Before Roald Dahl wrote “Charlie and the Chocolate Factory,” he spent his childhood attending an all-boys boarding school. Not every aspect was enjoyable, but one perk stood out: lots and lots of chocolate.
Cadbury chose the school as its testing ground for new products and sent the school packages of treats. The boys ate the goodies, gave feedback and the company adjusted accordingly. Dahl spent his free time dreaming up chocolate bar flavors to impress the team at Cadbury. All of this, of course, was the inspiration for his novel’s adventure into the magical world of a chocolate factory.
A consumer grabbing a chocolate bar off the grocery store shelf likely had no idea the bar’s flavors were first tested by boarding school kids. User research like this is all around us all the time. It often goes unnoticed, which is a testament to how seamless and functional an end product’s design is.
As our co-founder and CEO Prayag Narula would say, “Qualitative research is the key.”
He recently discussed this very topic and why more companies should build a culture where design and research are intertwined. Here’s how to make practical changes to improve user research within your design team…
Fuel your curiosity
Jane Suri, the Executive Design Director at IDEO once said, “Undertake a focused discipline of curiosity.” What does this mean? Great designers cannot design what they don’t understand. Research is what fuels this curiosity, providing constraints that enable creativity.
“What this discipline of curiosity does is it builds user empathy,” Prayag said. “Reports don’t build user empathy. Designers do. People do. Curiosity helps them understand their users, but also it helps them build user empathy for themselves and the rest of the organization.”
Researchers and designers are both fueled by curiosity, but the best results come when the two work together. They don’t just need each other. They want to work with each other.
The best researchers are mentors
To achieve this partnership, both designers and researchers need to work in slightly different ways than we typically expect. It also requires practical and cultural changes within the organization.
Veering off from the standard job description, researchers are more than data collectors. “A research team’s job today is to build a culture of research into their organization,” he said. “Researchers are more mentors and teachers than they are researchers.”
Researchers have a unique vantage point of the user experience. They uncover pain points both in how a product functions as well as pain points within an organization. When researchers become mentors and share how to gain this user insight, the design team can better align with the user.
The real power of research in an organization is when data drives design decisions by elevating the voice of the user. Researchers, at their best, can proactively build a research roadmap.
The best designers are learners
On the flip side, great designers actively seek new solutions to their customers’ problems. They conduct their own research. Designers should begin with a scaffolding of research to better understand the user’s needs. When designers themselves hold curiosity and empathy about the user, their ability to create impactful products soars.
Breaking away from a more traditional model, designers who actively do their own research better understand their users. The best designers know the only way to get true insights is to talk directly to the people using their products every day.
How to integrate design and research
In the past, we’ve seen designers and researchers work separately, sharing data only when necessary to drive product design and changes. Prayag argues that both teams should be working together with a curious approach to user empathy.

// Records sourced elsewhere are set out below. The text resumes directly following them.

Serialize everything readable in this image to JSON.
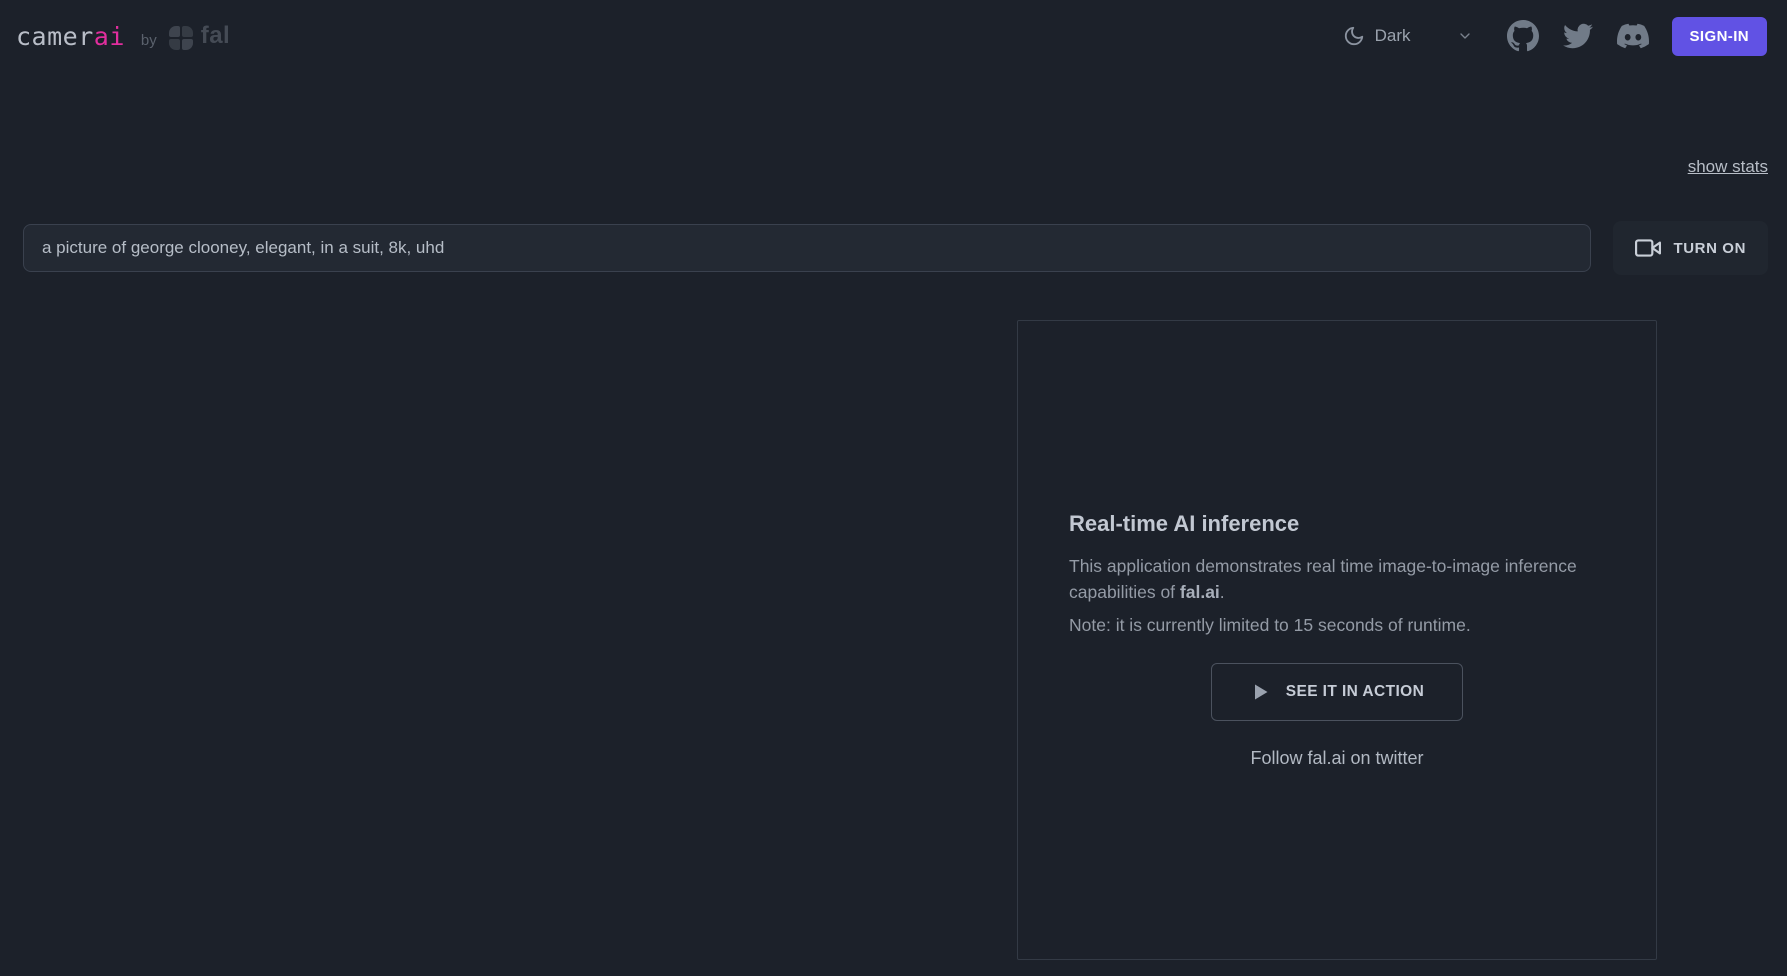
{
  "colors": {
    "page_background": "#1c212a",
    "accent_pink": "#e12e9e",
    "signin_purple": "#6152e4",
    "input_background": "#232933",
    "subtle_border": "#333a45"
  },
  "navbar": {
    "brand": {
      "name_primary": "camer",
      "name_accent": "ai",
      "by_label": "by",
      "partner_wordmark": "fal"
    },
    "theme_toggle": {
      "icon": "moon-crescent",
      "label": "Dark",
      "expander_icon": "chevron-down"
    },
    "social_icons": {
      "github": "github-logo",
      "twitter": "twitter-bird",
      "discord": "discord-logo"
    },
    "signin_button_label": "SIGN-IN"
  },
  "toolbar": {
    "show_stats_link": "show stats",
    "prompt_input": {
      "value": "a picture of george clooney, elegant, in a suit, 8k, uhd"
    },
    "turn_on_button": {
      "icon": "video-camera",
      "label": "TURN ON"
    }
  },
  "info_card": {
    "title": "Real-time AI inference",
    "description": {
      "text_before": "This application demonstrates real time image-to-image inference capabilities of ",
      "bold_text": "fal.ai",
      "text_after": "."
    },
    "note": "Note: it is currently limited to 15 seconds of runtime.",
    "cta_button": {
      "icon": "play-triangle",
      "label": "SEE IT IN ACTION"
    },
    "follow_link": "Follow fal.ai on twitter"
  }
}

While researchers are working on a roadmap, designers and even engineers should be part of the process. Learning how to replicate the researchers’ best practices allows everyone to come away with the knowledge of how to conduct their own foundational research. An organization gains a competitive advantage when the two share tips, tricks and technology — areas they’re experts in — with the rest of the organization.
Become great at user interviews
In this ideal equation, both designers and researchers become pseudo journalists by talking to users. Interviewing users can feel overwhelming at first. Like staring at a far-too-long restaurant menu, it can take a second to navigate new terrain. In another blog post, Prayag laid out 10 practical tips for how to go from conducting good user interviews to conducting great user interviews.
Top tips for user interviews
- Use a script that sounds natural
- Ask questions in the same order in every user interview to minimize context creating any bias
- Learn to embrace silence
- Keep recordings to create an organization-wide knowledge base of users
- Stop taking verbatim notes and focus on the “now” moment with qualitative research tools that automatically record and transcribe all user interviews
Great research is all around us, like testing chocolate on tough critics at boarding school. The real power comes when this powerful research combines with insightful design. Good designers are researchers and good researchers are teachers, and an organization that separates these teams risks getting left behind.
In today’s world of really trying to understand your customers and user-centered design, good designers are researchers, good researchers are actually mentors and good companies are there to promote this relationship.
Investing in high-quality research is the future of design.